Al giorno d’oggi il morbo di Parkinson ha colpito soltanto in Italia più di duecentotrentamila persone. Un numero che è destinato a crescere a vista d’occhio e a raddoppiare nei prossimi quindi anni. Stiamo parlando di una malattia gravissima, che costringe intere famiglie a vivere un futuro precario. Non è raro che tutti i familiari debbano in altri termini muoversi al fine di prestare continua assistenza ai soggetti affetti dal morbo. Attualmente, inoltre, il Parkinson può essere monitorato ma non può essere guarito.
I numeri parlano di soggetti affetti dal morbo che hanno più di 65 anni. L’età di insorgenza della malattia, tuttavia, si sta ulteriormente abbassando creando dunque nuovi rischi e allargando il suo bacino di utenza. Sono sempre di più (in media uno su quattro) i pazienti che hanno meno di cinquant’anni e il 10% del totale ha meno di 40 anni.
Per combattere questo gravissimo problema è nato l’Osservatorio Nazionale Parkinson. Un progetto italiano sulla base del protocollo europeo sull’invecchiamento attivo che fornisce un punto di raccolta e analisi dei dati inerenti allo sviluppo della patologia.
La piattaforma sarà sul web a cominciare dal prossimo anno.
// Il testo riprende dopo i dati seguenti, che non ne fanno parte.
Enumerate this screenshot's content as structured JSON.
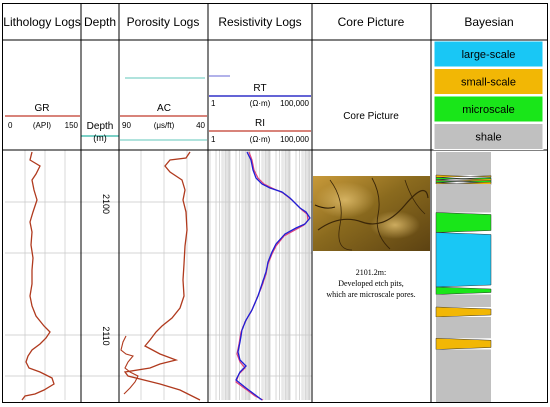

Tale progetto punta a trovare una soluzione per i problemi assistenziali nella malattia di Parkinson, che principalmente provengono dalla numerosità della malattia nonché dall’andamento cronico peggiorativo con fasi avanzate di malattia caratterizzate da marcata invalidità e necessità di ricorrere a interventi complessi che comprendono neurochirurgia funzionale, terapie infusionali, riabilitazione.
Gli esperti sottolineano la necessità di una gestione complessiva a livello regionale, con Centri di Riferimento di alta specializzazione in grado di formulare gli indirizzi diagnostico-terapeutici e la selezione e presa in carico dei pazienti che sono soggetti a terapie complesse a costo elevato, affiancati da un organizzazione ambulatoriale a distribuzione territoriale per erogare in modo uniforme le prestazioni diagnostiche, terapeutiche e riabilitative. In sostanza, come per altre malattie neurologiche (ad esempio, ictus) si fa riferimento sempre più frequentemente ad un modello “Hub & Spoke”.